PAPEÉTE, Tahiti (Tahitipresse, Jan. 4, 2010) - Norwegian Knut Haugland, the last crewman of the Kon-Tiki raft that crossed the Pacific Ocean to French Polynesia in 1947, died of natural causes in Oslo's hospital just before the end of 2009, the BBC News reported online. Haugland was 92 years old.

The head of the Kon-Tiki Museum in Oslo confirmed Haugland's death.

The Kon-Tiki was a balsa wood raft that famous Norwegian explorer and archaeologist Thor Heyerdahl skippered on a 6,000-kilometer (3,728-mile) journey from Peru to French Polynesia. The Tuamotu atoll of Raroia was the raft's landfall.

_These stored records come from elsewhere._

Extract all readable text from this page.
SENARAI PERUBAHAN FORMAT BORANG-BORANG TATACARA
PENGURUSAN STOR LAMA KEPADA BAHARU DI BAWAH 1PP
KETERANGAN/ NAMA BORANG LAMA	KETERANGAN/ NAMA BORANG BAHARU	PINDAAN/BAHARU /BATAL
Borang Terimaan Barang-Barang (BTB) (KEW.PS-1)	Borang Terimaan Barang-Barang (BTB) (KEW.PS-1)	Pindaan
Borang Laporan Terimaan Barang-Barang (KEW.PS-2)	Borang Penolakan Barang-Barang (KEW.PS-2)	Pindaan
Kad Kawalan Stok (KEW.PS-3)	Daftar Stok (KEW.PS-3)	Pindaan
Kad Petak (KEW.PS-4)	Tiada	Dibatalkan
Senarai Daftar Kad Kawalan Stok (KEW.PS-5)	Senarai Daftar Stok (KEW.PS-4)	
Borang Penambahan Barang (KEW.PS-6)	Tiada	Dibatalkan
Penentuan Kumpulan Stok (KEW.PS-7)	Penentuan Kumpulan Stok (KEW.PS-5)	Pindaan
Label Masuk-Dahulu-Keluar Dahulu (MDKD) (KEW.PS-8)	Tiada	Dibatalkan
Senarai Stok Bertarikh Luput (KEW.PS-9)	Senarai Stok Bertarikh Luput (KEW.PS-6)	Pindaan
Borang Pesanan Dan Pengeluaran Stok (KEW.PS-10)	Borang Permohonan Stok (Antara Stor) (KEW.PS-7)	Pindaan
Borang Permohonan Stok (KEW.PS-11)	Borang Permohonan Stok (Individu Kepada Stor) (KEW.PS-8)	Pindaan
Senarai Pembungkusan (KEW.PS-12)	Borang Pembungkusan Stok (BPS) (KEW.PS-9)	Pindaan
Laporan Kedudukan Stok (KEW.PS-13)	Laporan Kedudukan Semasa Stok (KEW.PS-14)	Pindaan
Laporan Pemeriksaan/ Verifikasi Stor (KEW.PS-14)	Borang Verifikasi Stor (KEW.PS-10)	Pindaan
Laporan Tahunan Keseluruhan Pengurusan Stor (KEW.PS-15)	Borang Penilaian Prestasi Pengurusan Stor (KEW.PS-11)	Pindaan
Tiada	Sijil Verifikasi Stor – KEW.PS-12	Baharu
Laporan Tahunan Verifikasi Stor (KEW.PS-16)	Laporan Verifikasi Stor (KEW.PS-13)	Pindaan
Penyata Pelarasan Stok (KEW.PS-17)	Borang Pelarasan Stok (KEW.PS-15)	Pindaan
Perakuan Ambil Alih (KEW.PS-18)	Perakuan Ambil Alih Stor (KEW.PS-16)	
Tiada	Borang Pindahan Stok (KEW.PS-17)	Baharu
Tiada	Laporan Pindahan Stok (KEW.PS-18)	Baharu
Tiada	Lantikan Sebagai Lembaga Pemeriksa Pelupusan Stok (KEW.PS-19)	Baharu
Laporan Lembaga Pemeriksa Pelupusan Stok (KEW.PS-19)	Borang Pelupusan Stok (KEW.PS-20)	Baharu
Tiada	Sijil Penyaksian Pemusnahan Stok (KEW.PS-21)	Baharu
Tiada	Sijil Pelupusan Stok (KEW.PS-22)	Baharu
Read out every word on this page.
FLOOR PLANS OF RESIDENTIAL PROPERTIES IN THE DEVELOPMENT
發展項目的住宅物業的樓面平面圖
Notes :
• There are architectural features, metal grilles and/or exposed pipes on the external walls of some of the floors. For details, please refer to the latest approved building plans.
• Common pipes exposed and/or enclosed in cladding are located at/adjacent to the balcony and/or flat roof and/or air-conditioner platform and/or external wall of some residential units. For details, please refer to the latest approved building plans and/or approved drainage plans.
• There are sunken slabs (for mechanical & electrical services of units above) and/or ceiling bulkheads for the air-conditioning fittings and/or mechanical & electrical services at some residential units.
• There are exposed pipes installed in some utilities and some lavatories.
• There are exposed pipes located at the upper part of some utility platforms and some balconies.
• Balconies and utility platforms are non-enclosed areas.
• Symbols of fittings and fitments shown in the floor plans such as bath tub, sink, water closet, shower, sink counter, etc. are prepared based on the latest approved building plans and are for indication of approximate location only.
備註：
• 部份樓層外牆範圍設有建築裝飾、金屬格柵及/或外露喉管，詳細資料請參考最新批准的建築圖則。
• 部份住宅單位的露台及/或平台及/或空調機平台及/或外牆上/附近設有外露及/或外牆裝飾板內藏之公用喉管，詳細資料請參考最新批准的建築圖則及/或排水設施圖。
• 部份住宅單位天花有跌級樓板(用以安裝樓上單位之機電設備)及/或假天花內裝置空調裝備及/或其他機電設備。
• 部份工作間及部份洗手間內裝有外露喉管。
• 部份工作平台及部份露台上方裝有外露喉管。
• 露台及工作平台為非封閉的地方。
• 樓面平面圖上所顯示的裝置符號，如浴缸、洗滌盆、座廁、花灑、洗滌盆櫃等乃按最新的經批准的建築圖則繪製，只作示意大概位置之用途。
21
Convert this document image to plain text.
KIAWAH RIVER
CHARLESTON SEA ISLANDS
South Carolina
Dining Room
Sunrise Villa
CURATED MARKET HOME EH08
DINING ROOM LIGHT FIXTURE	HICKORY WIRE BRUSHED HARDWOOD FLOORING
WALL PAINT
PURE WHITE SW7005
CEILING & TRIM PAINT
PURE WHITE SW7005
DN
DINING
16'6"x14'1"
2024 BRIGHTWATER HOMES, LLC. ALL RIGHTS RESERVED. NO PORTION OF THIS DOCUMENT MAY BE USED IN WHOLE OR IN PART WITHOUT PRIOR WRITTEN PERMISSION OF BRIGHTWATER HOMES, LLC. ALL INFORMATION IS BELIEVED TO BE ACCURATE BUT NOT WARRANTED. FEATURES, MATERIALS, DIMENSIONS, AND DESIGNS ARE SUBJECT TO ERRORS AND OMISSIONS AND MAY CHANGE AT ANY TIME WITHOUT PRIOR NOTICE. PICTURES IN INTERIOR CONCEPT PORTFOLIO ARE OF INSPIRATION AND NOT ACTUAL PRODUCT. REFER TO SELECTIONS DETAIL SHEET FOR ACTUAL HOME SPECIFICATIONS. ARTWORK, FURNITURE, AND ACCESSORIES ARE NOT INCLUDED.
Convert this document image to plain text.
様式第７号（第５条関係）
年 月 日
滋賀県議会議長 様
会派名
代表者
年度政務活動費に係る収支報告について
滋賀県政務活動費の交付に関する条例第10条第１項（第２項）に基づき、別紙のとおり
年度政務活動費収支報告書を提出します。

Heyerdahl claimed that the voyage proved ancient cultures could have sailed to, and populated, the South Pacific. He realized that the Pacific Ocean currents running from east to west could explain why many local plants indigenous to French Polynesia were identical to those of South America.

Heyerdahl died of cancer at the age of 87 in April 2002.

Swedish anthropologist Bengt Danielsson was the only member of the Kon-Tiki crew who settled in French Polynesia. His doctoral thesis on the Tuamotu archipelago, submitted to Uppsala University in 1955, was published the following year as "Work and Life on Raroia".

Danielsson later wrote many books about Tahiti and Her Islands, "becoming one of the world's foremost students of Polynesia", according to Wikipedia, the Internet's encyclopedia.

He and his French wife, Marie-Thérèse, also became famous as outspoken critics of France's 30-year nuclear testing program in French Polynesia and what they claimed was "the destruction of Polynesian culture through colonialism", Wikipedia reports.

Danielsson died in 1997. His wife died in 2003.